UNI is up about 15% in the past 24 hours, outpacing bitcoin’s 4.7% rise and ether’s 8.5% rise, as investors reacted to a Uniswap governance vote aimed at expanding the protocol’s revenue capture across multiple Layer 2 networks.
If approved, the proposal would expand the so-called fee shift to eight additional chains and replace the current pool-by-pool model with a tier-based v3 system that triggers fees across all liquidity pools by default.
Fee shifting is the mechanism that redirects a portion of the platform’s trading fees to the protocol’s own treasury from liquidity providers. These captured fee revenues are then used for UNI token buybacks, burns and treasury growth, establishing a direct link between the platform’s trading volume and the market value of UNI.
A single governance decision is poised to add $27 million in annualized revenue to Uniswap.
Since the first UNIfication proposal was approved, the protocol fees collected have already enabled over $5.5 million in UNI burns ($34 million annualized). So what kind of impact could expanding this to eight more…? pic.twitter.com/GjEJbJ0S8b
– Entropy Advisors (@EntropyAdvisors) February 25, 2026
Some estimates suggest the change could add roughly $27 million in annualized revenue on top of the roughly $34 million already generated and used to burn UNI, marking one of the most significant changes to Uniswap’s token economy since fees were reintroduced late last year.
The governance proposal, split into two on-chain votes due to transaction limits, would trigger protocol fees on multiple blockchains. It also introduces a new v3OpenFeeAdapter that applies protocol fees uniformly across all liquidity pools based on their fee level, rather than requiring governance to activate pools individually.
The change would make protocol fee capture automatic for all new v3 pools, reducing manual intervention and potentially expanding revenue collection on long-tail trading pairs.

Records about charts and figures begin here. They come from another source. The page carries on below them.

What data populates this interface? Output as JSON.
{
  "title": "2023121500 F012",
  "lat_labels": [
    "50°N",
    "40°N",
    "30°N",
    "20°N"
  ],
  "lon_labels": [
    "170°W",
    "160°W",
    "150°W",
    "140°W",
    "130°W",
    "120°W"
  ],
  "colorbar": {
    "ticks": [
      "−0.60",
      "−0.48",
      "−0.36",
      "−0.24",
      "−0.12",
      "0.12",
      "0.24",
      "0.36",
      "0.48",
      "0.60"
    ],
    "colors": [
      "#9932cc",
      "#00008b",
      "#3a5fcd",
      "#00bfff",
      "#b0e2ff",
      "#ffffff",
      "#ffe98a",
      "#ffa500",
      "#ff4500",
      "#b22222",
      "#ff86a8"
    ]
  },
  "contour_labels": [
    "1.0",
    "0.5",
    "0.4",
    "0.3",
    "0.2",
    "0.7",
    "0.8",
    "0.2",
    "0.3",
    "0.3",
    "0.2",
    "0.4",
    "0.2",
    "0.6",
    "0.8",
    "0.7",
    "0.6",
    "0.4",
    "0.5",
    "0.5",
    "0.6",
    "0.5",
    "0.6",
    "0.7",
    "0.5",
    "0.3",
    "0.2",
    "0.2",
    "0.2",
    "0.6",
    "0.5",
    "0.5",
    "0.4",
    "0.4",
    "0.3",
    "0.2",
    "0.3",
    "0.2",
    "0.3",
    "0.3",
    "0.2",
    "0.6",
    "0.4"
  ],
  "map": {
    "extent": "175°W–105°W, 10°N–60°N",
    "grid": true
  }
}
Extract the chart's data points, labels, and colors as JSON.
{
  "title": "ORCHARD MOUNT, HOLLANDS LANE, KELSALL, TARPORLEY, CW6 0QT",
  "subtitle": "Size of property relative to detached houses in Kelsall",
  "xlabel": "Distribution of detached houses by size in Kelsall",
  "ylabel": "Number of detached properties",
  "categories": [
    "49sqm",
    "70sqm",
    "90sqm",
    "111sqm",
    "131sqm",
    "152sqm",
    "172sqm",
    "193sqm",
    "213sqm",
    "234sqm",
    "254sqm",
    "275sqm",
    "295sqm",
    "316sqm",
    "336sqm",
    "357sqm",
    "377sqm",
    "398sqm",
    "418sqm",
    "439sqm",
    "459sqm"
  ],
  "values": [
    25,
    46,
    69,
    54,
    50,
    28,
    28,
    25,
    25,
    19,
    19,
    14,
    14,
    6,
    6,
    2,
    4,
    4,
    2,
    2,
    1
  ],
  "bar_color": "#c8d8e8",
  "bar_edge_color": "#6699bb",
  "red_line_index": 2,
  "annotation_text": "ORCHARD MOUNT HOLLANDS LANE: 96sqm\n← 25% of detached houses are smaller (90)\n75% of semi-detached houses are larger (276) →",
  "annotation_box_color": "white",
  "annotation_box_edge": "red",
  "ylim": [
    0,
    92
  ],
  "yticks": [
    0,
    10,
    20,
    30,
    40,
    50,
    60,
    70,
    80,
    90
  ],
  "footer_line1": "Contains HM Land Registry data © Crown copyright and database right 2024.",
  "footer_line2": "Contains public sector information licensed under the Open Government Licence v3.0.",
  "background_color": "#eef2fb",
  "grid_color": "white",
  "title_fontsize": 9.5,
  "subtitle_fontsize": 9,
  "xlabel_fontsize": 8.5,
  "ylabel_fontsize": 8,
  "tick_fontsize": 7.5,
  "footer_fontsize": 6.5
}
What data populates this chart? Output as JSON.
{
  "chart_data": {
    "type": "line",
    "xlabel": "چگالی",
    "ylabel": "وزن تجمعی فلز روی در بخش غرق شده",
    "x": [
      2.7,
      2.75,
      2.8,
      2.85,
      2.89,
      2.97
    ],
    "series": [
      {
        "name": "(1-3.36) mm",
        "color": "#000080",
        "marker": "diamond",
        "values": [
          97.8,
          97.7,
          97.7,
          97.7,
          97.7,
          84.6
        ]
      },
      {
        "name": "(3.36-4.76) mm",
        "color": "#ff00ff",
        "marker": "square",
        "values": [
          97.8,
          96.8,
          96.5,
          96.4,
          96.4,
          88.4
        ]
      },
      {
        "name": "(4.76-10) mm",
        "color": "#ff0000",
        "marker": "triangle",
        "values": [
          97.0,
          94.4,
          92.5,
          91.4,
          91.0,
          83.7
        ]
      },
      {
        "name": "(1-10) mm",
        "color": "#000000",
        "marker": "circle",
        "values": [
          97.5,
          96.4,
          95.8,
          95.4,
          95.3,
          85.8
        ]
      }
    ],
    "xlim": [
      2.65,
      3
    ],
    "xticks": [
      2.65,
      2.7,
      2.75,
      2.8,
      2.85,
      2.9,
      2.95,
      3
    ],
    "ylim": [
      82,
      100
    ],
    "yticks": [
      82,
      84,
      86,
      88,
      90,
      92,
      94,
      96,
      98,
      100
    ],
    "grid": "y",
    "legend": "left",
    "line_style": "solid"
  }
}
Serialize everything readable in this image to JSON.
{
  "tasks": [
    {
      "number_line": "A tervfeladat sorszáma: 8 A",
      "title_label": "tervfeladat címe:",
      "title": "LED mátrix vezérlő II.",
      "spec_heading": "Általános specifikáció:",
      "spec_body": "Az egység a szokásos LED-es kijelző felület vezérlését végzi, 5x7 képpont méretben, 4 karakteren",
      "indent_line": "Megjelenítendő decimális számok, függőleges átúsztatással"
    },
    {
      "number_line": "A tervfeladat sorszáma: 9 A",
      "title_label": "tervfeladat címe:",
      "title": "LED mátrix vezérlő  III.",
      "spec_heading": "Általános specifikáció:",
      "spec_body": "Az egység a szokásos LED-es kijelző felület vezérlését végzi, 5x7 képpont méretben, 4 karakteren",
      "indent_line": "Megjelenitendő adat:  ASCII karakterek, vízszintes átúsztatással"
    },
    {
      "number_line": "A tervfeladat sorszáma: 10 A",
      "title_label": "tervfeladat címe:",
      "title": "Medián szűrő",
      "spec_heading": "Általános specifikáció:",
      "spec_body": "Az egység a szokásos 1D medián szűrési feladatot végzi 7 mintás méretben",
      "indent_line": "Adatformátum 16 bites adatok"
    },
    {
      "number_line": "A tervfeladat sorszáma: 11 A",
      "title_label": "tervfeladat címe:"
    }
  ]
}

Since the first phase of the fee change launch late last year, Uniswap has already burned over $5.5 million worth of UNI, implying an annualized pace of about $34 million at current levels.
The rally comes as crypto markets broadly recover, with bitcoin up 4% to 5% and ether gaining about 8% over the same period.
Still, the long-term impact will depend on whether increased protocol fee capture impacts Uniswap’s competitiveness for liquidity on Layer 2 networks, where fee-sensitive traders and market makers may migrate to alternative venues.
After years of generating trading volume without significant revenue for token holders, recent quarters show the protocol beginning to retain revenue.
In the first quarter of 2026, Uniswap recorded approximately $3.12 million in gross profits, according to data from DeFi Llama, compared to zero in previous periods.
The change follows the gradual activation of the tariff change at the end of last year, which redirected a portion of commercial tariffs towards UNI Burns.
If passed, the vote would cement Uniswap’s transition to a cross-chain revenue-generating protocol, with UNI burns increasingly tied to aggregate trading activity beyond Ethereum.